The Our Father: The Prayer Christ Gave Us

Every Catholic prayer, however beautiful, however ancient, is a human composition — a creature's attempt to speak to the Creator. The Our Father alone is different. It is the only prayer in the tradition of Christianity that was given, word for word, by God Himself. It is, as the Catechism calls it, "the summary of the whole Gospel" (CCC 2761).

Given on the Mountain

The Our Father appears in the Gospel of St. Matthew (6:9–13), delivered during the Sermon on the Mount, in the section where Our Lord is teaching on prayer. He had just warned against vain repetitions and against praying to be seen by men. Then, with characteristic economy, He said: "Thus therefore shall you pray: Our Father, who art in heaven..."

A shorter version appears in the Gospel of St. Luke (11:2–4), given when a disciple asks: "Lord, teach us to pray, as John also taught his disciples." Both versions are substantially the same — the Matthean text has been used liturgically in the Western Church since at least the third century.

The Seven Petitions

St. Thomas Aquinas, following the Fathers of the Church, identified seven petitions in the Our Father:

  1. Hallowed be Thy name — that God be known and glorified throughout creation
  2. Thy kingdom come — the final establishment of God's reign over all things
  3. Thy will be done on earth as it is in heaven — perfect conformity to the divine will
  4. Give us this day our daily bread — our material needs, and the Eucharist
  5. Forgive us our trespasses, as we forgive those who trespass against us — the condition of Christian mercy
  6. Lead us not into temptation — preservation from the occasions of sin
  7. Deliver us from evil — liberation from the power of the devil

The Pater Noster in the Latin Rite

The Latin version — Pater noster, qui es in caelis... — has been at the heart of the Roman Rite for nearly two millennia. It is prayed at every Mass, immediately before the Agnus Dei; it opens the Liturgy of the Hours each day; it is incorporated into every major Catholic devotion from the Rosary to the Divine Mercy Chaplet. No prayer in the Catholic tradition occupies a more central place.

The doxology that Protestant versions typically append — "For Thine is the kingdom, the power, and the glory, forever and ever" — is not part of the original prayer as recorded in Matthew or Luke. It entered some early manuscripts (particularly the Didache) and was widely used in Eastern Christianity, but the Roman Rite has historically treated it as a separate embolism: the priest's prayer "Deliver us, Lord, we pray, from every evil..." is the Roman equivalent, concluding with the doxology spoken together at Mass.

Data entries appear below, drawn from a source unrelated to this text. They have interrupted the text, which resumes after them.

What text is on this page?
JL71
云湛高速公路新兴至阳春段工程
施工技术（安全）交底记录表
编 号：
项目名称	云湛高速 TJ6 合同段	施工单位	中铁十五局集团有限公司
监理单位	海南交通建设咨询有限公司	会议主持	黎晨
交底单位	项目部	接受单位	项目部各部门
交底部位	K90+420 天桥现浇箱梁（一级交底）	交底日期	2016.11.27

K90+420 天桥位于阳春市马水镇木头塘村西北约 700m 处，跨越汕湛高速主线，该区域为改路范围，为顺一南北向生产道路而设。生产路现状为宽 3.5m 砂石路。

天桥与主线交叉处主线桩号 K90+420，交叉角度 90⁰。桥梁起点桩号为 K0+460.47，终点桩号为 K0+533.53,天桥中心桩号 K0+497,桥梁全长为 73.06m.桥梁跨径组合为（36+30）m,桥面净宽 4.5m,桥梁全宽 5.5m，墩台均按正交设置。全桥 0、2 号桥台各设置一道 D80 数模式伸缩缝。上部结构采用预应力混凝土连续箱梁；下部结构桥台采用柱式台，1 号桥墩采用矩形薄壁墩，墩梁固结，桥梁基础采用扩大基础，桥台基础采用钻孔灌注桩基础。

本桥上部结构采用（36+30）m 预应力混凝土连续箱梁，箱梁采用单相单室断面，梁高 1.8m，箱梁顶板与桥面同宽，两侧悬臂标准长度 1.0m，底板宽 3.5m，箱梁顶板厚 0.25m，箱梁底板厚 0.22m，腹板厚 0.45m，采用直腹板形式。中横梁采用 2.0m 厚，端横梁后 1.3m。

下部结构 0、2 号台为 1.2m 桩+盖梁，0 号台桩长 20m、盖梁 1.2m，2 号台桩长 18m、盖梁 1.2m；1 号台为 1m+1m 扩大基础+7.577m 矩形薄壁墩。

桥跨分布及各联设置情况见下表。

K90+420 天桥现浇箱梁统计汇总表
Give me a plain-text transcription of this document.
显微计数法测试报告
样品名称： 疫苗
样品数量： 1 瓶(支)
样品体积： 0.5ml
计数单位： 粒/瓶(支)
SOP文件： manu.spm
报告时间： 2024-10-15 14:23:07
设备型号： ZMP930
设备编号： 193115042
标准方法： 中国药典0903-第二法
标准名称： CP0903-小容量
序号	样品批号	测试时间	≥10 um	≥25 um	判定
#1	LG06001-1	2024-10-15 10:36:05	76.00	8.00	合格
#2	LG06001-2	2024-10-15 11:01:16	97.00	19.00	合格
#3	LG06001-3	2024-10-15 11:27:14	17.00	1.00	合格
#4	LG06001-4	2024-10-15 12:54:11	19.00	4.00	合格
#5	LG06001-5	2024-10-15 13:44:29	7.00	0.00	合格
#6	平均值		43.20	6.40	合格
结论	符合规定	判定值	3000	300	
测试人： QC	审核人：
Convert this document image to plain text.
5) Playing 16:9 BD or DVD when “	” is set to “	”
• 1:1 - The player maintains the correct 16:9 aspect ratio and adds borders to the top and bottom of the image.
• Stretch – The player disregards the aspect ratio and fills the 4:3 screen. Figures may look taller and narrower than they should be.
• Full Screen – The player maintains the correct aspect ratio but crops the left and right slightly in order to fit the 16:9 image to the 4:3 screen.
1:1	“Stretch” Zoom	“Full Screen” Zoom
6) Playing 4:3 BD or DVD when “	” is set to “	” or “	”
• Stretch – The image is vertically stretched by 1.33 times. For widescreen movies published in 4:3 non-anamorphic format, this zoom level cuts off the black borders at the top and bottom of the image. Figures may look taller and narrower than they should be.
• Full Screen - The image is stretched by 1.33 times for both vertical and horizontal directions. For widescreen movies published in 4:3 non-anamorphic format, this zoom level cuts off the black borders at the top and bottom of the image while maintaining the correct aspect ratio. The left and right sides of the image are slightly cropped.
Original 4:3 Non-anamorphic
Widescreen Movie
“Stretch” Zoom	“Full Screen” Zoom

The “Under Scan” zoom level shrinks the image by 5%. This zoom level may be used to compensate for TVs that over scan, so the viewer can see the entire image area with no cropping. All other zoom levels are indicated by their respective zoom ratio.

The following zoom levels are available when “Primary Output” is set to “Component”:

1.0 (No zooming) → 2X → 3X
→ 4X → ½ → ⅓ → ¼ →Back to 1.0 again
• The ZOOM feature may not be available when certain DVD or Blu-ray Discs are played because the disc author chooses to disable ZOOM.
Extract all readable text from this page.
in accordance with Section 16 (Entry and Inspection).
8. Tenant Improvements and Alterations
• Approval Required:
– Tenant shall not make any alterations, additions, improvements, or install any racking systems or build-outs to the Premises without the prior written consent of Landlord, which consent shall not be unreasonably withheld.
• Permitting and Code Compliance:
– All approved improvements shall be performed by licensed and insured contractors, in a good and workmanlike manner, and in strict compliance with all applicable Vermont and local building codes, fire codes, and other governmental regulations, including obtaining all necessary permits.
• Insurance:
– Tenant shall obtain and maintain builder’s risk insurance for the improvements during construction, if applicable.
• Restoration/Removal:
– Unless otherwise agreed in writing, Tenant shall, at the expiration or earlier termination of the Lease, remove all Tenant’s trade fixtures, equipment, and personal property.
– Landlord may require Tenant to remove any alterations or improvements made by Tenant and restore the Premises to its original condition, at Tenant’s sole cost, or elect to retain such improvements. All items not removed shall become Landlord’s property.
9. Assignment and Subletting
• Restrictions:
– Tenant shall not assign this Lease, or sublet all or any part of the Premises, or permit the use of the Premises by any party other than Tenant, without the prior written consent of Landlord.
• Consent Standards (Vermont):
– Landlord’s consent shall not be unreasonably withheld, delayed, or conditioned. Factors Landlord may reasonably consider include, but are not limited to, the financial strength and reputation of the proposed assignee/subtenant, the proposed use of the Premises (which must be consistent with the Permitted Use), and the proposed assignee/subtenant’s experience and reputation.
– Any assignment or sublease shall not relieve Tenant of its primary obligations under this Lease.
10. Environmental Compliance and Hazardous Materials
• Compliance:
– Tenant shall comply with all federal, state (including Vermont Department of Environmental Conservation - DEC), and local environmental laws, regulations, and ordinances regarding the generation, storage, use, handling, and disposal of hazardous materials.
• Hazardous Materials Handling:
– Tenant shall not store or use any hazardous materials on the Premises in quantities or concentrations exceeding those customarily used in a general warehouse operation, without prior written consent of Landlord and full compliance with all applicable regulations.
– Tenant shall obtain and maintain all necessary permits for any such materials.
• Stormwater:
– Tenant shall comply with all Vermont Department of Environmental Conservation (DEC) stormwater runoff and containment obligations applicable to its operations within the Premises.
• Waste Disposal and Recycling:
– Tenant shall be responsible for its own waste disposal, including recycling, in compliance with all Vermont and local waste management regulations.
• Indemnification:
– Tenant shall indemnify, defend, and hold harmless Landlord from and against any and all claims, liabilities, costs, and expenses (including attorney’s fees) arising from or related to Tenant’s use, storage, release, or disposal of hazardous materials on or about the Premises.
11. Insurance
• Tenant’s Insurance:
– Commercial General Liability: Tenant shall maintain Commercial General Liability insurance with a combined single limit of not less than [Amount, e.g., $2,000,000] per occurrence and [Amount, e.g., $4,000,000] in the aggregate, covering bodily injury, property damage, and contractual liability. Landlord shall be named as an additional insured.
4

The Prayer That Contains All Prayer

The Fathers are unanimous in their veneration of the Our Father. Tertullian called it the breviarium totius Evangelii — the compendium of the whole Gospel. St. Augustine wrote an extended commentary on its seven petitions. St. Thomas Aquinas said that in the Our Father "we ask, in the right order, all the things we can desire." Whatever else we pray, however many devotions we undertake, we return always to these words — the only words that God Himself has placed on our lips.